А вот отец д'Оржеваль, ваш наставник, пишет мне с горьким упреком, что я якобы предаю веру, уклоняясь от новой священной войны, в которую он втянул абенаков. Прежде всего, позволю вам сказать, войну эту начали слишком рано и неожиданно. Индейцы еще полностью заняты своей торговлей и посевами, что для них жизненно важно.

— Крестовый поход может стать необходимым и внезапно, — ответил отец де Верной, — если в нем участвуют благородные души. Быть может, именно ваша.., уловка продлит военную кампанию и не позволит индейцам до холодов закончить посевы и обмен товаров.

— Во всяком случае, мои индейцы будут обеспечены, — хмуро отвечал де Сен-Кастин.

— Не кажется ли вам, что их долгом является сражаться за Господа Бога, именем которого их крестили?

Разговор этот происходил на следующий день после прибытия в Пентагует, в столовой, где они обедали втроем.

За большим столом сидели отец Мареше де Верной и Анжелика, а де Сен-Кастин прохаживался по зале, нервно встряхивая головой, украшенной убором из перьев на индейский манер.

С утра поднялся густой туман и отрезал их от всего мира плотной серой пеленой, сквозь которую долетали лишь резкие крики невидимых чаек.

Французский пост был небольшим по размерам.

Сен-Кастин предоставил в распоряжение Анжелики небольшую комнату-спальню, но она провела часть ночи в сарае, где расположились англичане, пытаясь их ободрить. Все они были удручены.

Раз они попали в руки французов, они будут, конечно, отвезены в Квебек и проданы беспощадным канадским папистам. Если только барон де Сен-Кастин не договорится с Бостоном о выкупе за них. Преподобный отец Пэтридж может быть уверен, что его единоверцы, в большинстве своем — люди знатные и влиятельные, не откажутся от него, даже если придется собирать с горожан пошлину для того, чтобы сколотить необходимую сумму. А вот у мисс Пиджон нет семьи, и ей придется долго жить в неволе, где самое тяжелое испытание — ежедневные поползновения обратить ее в католическую веру.
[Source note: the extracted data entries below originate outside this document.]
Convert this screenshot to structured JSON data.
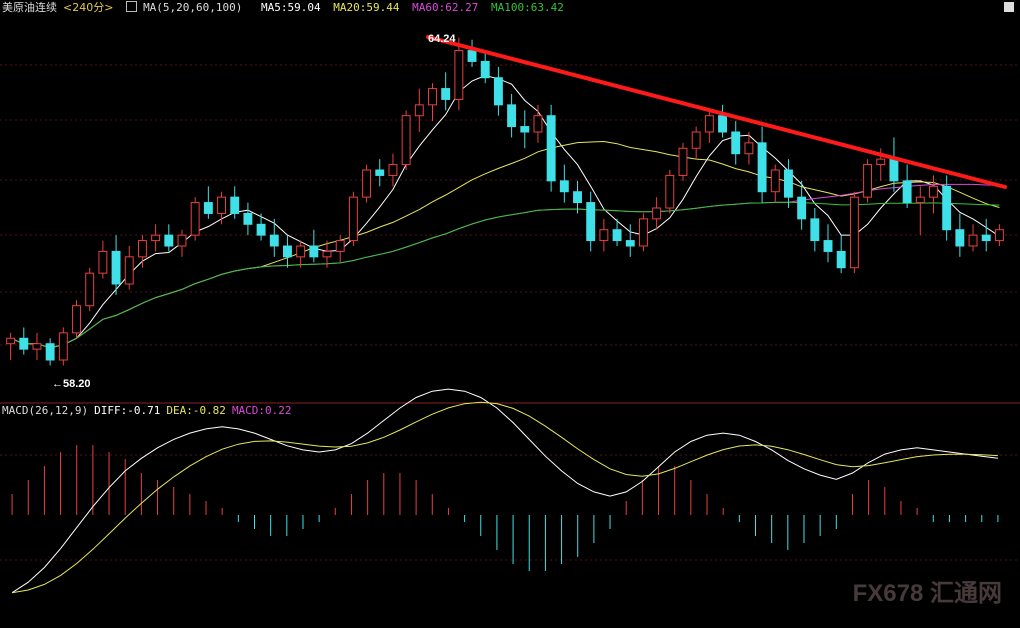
{
  "header": {
    "title": "美原油连续",
    "period": "<240分>",
    "ma_label": "MA(5,20,60,100)",
    "ma5": "MA5:59.04",
    "ma20": "MA20:59.44",
    "ma60": "MA60:62.27",
    "ma100": "MA100:63.42"
  },
  "macd_header": {
    "label": "MACD(26,12,9)",
    "diff": "DIFF:-0.71",
    "dea": "DEA:-0.82",
    "macd": "MACD:0.22"
  },
  "annotations": {
    "high": "64.24",
    "low": "←58.20"
  },
  "watermark": "FX678 汇通网",
  "colors": {
    "bg": "#000000",
    "up": "#e8413e",
    "down": "#40e0e8",
    "ma5": "#ffffff",
    "ma20": "#e6e65a",
    "ma60": "#d94ad9",
    "ma100": "#35c435",
    "trend": "#ff1a1a",
    "grid": "#5a1010",
    "diff": "#ffffff",
    "dea": "#e6e65a"
  },
  "chart_data": [
    {
      "type": "candlestick",
      "ylim": [
        57.6,
        64.6
      ],
      "candles": [
        [
          58.6,
          58.8,
          58.3,
          58.7
        ],
        [
          58.7,
          58.9,
          58.4,
          58.5
        ],
        [
          58.5,
          58.8,
          58.3,
          58.6
        ],
        [
          58.6,
          58.7,
          58.2,
          58.3
        ],
        [
          58.3,
          58.9,
          58.2,
          58.8
        ],
        [
          58.8,
          59.4,
          58.7,
          59.3
        ],
        [
          59.3,
          60.0,
          59.2,
          59.9
        ],
        [
          59.9,
          60.5,
          59.8,
          60.3
        ],
        [
          60.3,
          60.6,
          59.5,
          59.7
        ],
        [
          59.7,
          60.4,
          59.6,
          60.2
        ],
        [
          60.2,
          60.6,
          60.0,
          60.5
        ],
        [
          60.5,
          60.8,
          60.3,
          60.6
        ],
        [
          60.6,
          60.8,
          60.3,
          60.4
        ],
        [
          60.4,
          60.7,
          60.2,
          60.6
        ],
        [
          60.6,
          61.3,
          60.5,
          61.2
        ],
        [
          61.2,
          61.5,
          60.9,
          61.0
        ],
        [
          61.0,
          61.4,
          60.8,
          61.3
        ],
        [
          61.3,
          61.5,
          60.9,
          61.0
        ],
        [
          61.0,
          61.2,
          60.6,
          60.8
        ],
        [
          60.8,
          61.0,
          60.5,
          60.6
        ],
        [
          60.6,
          60.9,
          60.2,
          60.4
        ],
        [
          60.4,
          60.6,
          60.0,
          60.2
        ],
        [
          60.2,
          60.5,
          60.0,
          60.4
        ],
        [
          60.4,
          60.7,
          60.1,
          60.2
        ],
        [
          60.2,
          60.5,
          60.0,
          60.3
        ],
        [
          60.3,
          60.6,
          60.1,
          60.5
        ],
        [
          60.5,
          61.4,
          60.4,
          61.3
        ],
        [
          61.3,
          61.9,
          61.2,
          61.8
        ],
        [
          61.8,
          62.0,
          61.5,
          61.7
        ],
        [
          61.7,
          62.1,
          61.5,
          61.9
        ],
        [
          61.9,
          62.9,
          61.8,
          62.8
        ],
        [
          62.8,
          63.3,
          62.5,
          63.0
        ],
        [
          63.0,
          63.4,
          62.7,
          63.3
        ],
        [
          63.3,
          63.6,
          62.9,
          63.1
        ],
        [
          63.1,
          64.24,
          62.9,
          64.0
        ],
        [
          64.0,
          64.2,
          63.7,
          63.8
        ],
        [
          63.8,
          64.0,
          63.4,
          63.5
        ],
        [
          63.5,
          63.7,
          62.8,
          63.0
        ],
        [
          63.0,
          63.2,
          62.4,
          62.6
        ],
        [
          62.6,
          62.9,
          62.2,
          62.5
        ],
        [
          62.5,
          63.0,
          62.3,
          62.8
        ],
        [
          62.8,
          63.0,
          61.4,
          61.6
        ],
        [
          61.6,
          61.9,
          61.2,
          61.4
        ],
        [
          61.4,
          61.6,
          61.0,
          61.2
        ],
        [
          61.2,
          61.4,
          60.3,
          60.5
        ],
        [
          60.5,
          60.9,
          60.3,
          60.7
        ],
        [
          60.7,
          60.9,
          60.4,
          60.5
        ],
        [
          60.5,
          60.8,
          60.2,
          60.4
        ],
        [
          60.4,
          61.0,
          60.3,
          60.9
        ],
        [
          60.9,
          61.3,
          60.7,
          61.1
        ],
        [
          61.1,
          61.8,
          61.0,
          61.7
        ],
        [
          61.7,
          62.3,
          61.6,
          62.2
        ],
        [
          62.2,
          62.6,
          62.0,
          62.5
        ],
        [
          62.5,
          62.9,
          62.3,
          62.8
        ],
        [
          62.8,
          63.0,
          62.4,
          62.5
        ],
        [
          62.5,
          62.7,
          61.9,
          62.1
        ],
        [
          62.1,
          62.5,
          61.9,
          62.3
        ],
        [
          62.3,
          62.6,
          61.2,
          61.4
        ],
        [
          61.4,
          61.9,
          61.2,
          61.8
        ],
        [
          61.8,
          62.0,
          61.1,
          61.3
        ],
        [
          61.3,
          61.6,
          60.7,
          60.9
        ],
        [
          60.9,
          61.1,
          60.3,
          60.5
        ],
        [
          60.5,
          60.8,
          60.1,
          60.3
        ],
        [
          60.3,
          60.6,
          59.9,
          60.0
        ],
        [
          60.0,
          61.4,
          59.9,
          61.3
        ],
        [
          61.3,
          62.0,
          61.2,
          61.9
        ],
        [
          61.9,
          62.2,
          61.6,
          62.0
        ],
        [
          62.0,
          62.4,
          61.4,
          61.6
        ],
        [
          61.6,
          61.9,
          61.1,
          61.2
        ],
        [
          61.2,
          61.5,
          60.6,
          61.3
        ],
        [
          61.3,
          61.7,
          61.0,
          61.5
        ],
        [
          61.5,
          61.7,
          60.5,
          60.7
        ],
        [
          60.7,
          61.0,
          60.2,
          60.4
        ],
        [
          60.4,
          60.8,
          60.3,
          60.6
        ],
        [
          60.6,
          60.9,
          60.3,
          60.5
        ],
        [
          60.5,
          60.8,
          60.4,
          60.7
        ]
      ]
    },
    {
      "type": "bar",
      "name": "MACD",
      "ylim": [
        -1.3,
        1.3
      ],
      "values": [
        0.3,
        0.5,
        0.7,
        0.9,
        1.0,
        1.0,
        0.9,
        0.8,
        0.6,
        0.5,
        0.4,
        0.3,
        0.2,
        0.1,
        -0.1,
        -0.2,
        -0.3,
        -0.3,
        -0.2,
        -0.1,
        0.1,
        0.3,
        0.5,
        0.6,
        0.6,
        0.5,
        0.3,
        0.1,
        -0.1,
        -0.3,
        -0.5,
        -0.7,
        -0.8,
        -0.8,
        -0.7,
        -0.6,
        -0.4,
        -0.2,
        0.2,
        0.5,
        0.7,
        0.7,
        0.5,
        0.3,
        0.1,
        -0.1,
        -0.3,
        -0.4,
        -0.5,
        -0.4,
        -0.3,
        -0.2,
        0.3,
        0.5,
        0.4,
        0.2,
        0.1,
        -0.1,
        -0.1,
        -0.1,
        -0.1,
        -0.1
      ]
    }
  ]
}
Все они очень устали и поэтому, закусив кукурузой и рыбой, легли спать. Анжелика долго еще размышляла о том, как передать мужу весточку о себе.

В конце концов, в голове ее все перепуталось. Каким образом Колен именно в то утро захватил лодку, на которой возвращался в Акадию переодетый монах, заканчивающий свое шпионское задание? Знал ли Колен, кем был англичанин — хозяин лодки, жующий табак и так ловко сплевывавший в море? Может, поэтому он шепнул ей «Берегись, тебе хотят навредить!»

Над всеми этими приключениями витала вездесущая тень Пиксарета. Он был в Макуа накануне того дня, когда корабль Золотой Бороды бросил там якорь; ей показалось, что она видела его на острове Макуорт, и вот он поджидает ее на берегах Пенобскота.

Она решила переговорить с де Сен-Кастином, гасконским дворянином, и на следующий же день тот сам пришел, чтобы пригласить ее отобедать в компании иезуита.

У монаха, с момента прибытия, было много забот. Привлеченные звуками барабанов, индейцы сбегались со всех сторон приветствовать его. Они считали, что быть крещенным Черной Сутаной намного выгоднее, чем добрыми монахами францисканцами, признавшими реформу.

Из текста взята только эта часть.